On 08/19/2013 02:10 PM, Thierry Reding wrote:
> On Mon, Aug 19, 2013 at 01:43:59PM -0600, Stephen Warren wrote:
>> On 08/17/2013 05:17 AM, Thierry Reding wrote: ...
>>> Well, the most obvious cases where early initialization is
>>> needed are interrupt controllers and clocks.
>>
>> ... and IOMMUs, which apparently need to initialize before any
>> devices whose transactions are routed through the IOMMU, in order
>> to set themselves up as the IOMMU for the relevant devices.
>>
>> It's possible that the CPU-visible bus structure isn't a strict
>> inverse/reverse of the device-visible bus-structure. A device may
>> have CPU-visible registers on one bus segment, but inject master
>> transactions onto an unrelated bus segment. So it may not be as
>> simple as making a bus driver for the bus segment affected by the
>> IOMMU, and having that driver trigger instantiation of all its
>> children.
>
> Well, perhaps that can be handled via deferred probing? The only
> thing preventing that right now is that drivers aren't actively
> aware of the IOMMUs existence. If we can make it a requirement that
> each driver needing the services of an IOMMU actively requests that
> service, then deferred probing should be able to deal with it.
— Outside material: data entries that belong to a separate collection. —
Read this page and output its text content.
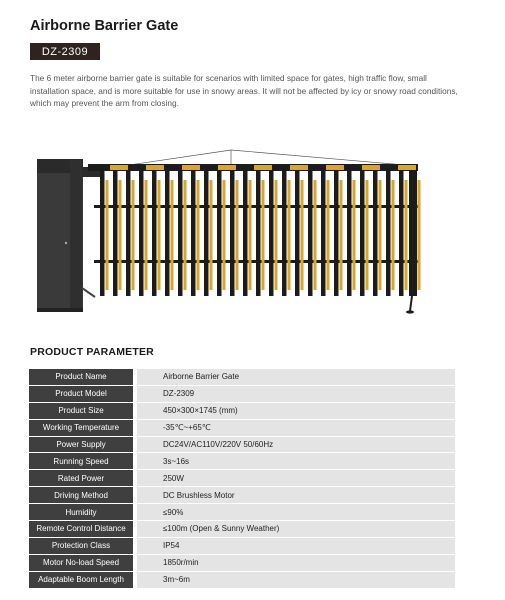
Airborne Barrier Gate
DZ-2309
The 6 meter airborne barrier gate is suitable for scenarios with limited space for gates, high traffic flow, small installation space, and is more suitable for use in snowy areas. It will not be affected by icy or snowy road conditions, which may prevent the arm from closing.
PRODUCT PARAMETER
Product Name		Airborne Barrier Gate
Product Model		DZ-2309
Product Size		450×300×1745 (mm)
Working Temperature		-35℃~+65℃
Power Supply		DC24V/AC110V/220V 50/60Hz
Running Speed		3s~16s
Rated Power		250W
Driving Method		DC Brushless Motor
Humidity		≤90%
Remote Control Distance		≤100m (Open & Sunny Weather)
Protection Class		IP54
Motor No-load Speed		1850r/min
Adaptable Boom Length		3m~6m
I believe the hope was to specifically avoid drivers knowing about the
presence of an IOMMU. Drivers would simply use standard dma
alloc/map/unmap APIs, and those APIs would internally set up any IOMMU
HW is present and necessary.

Having e.g. a DT property that says "this is your IOMMU" which drivers
had to explicitly handle parsing, and/or requiring drivers to make
some call during probe to say "bind to an IOMMU" (unless that API can
simply be called in all cases including when there actually is no
IOMMU) would be a bit annoying.

> That doesn't necessarily mean that drivers need to be doing it
> manually. It strikes me as the kind of thing that could easily be
> done by the core. In fact I've been thinking of doing something
> similar to resolve devicetree IRQ references at probe time, rather
> than at device creation time to remove the need for interrupt chips
> to register early.

If we can make this automatic and hidden yet still use deferred
probing, then that'd likely be just fine.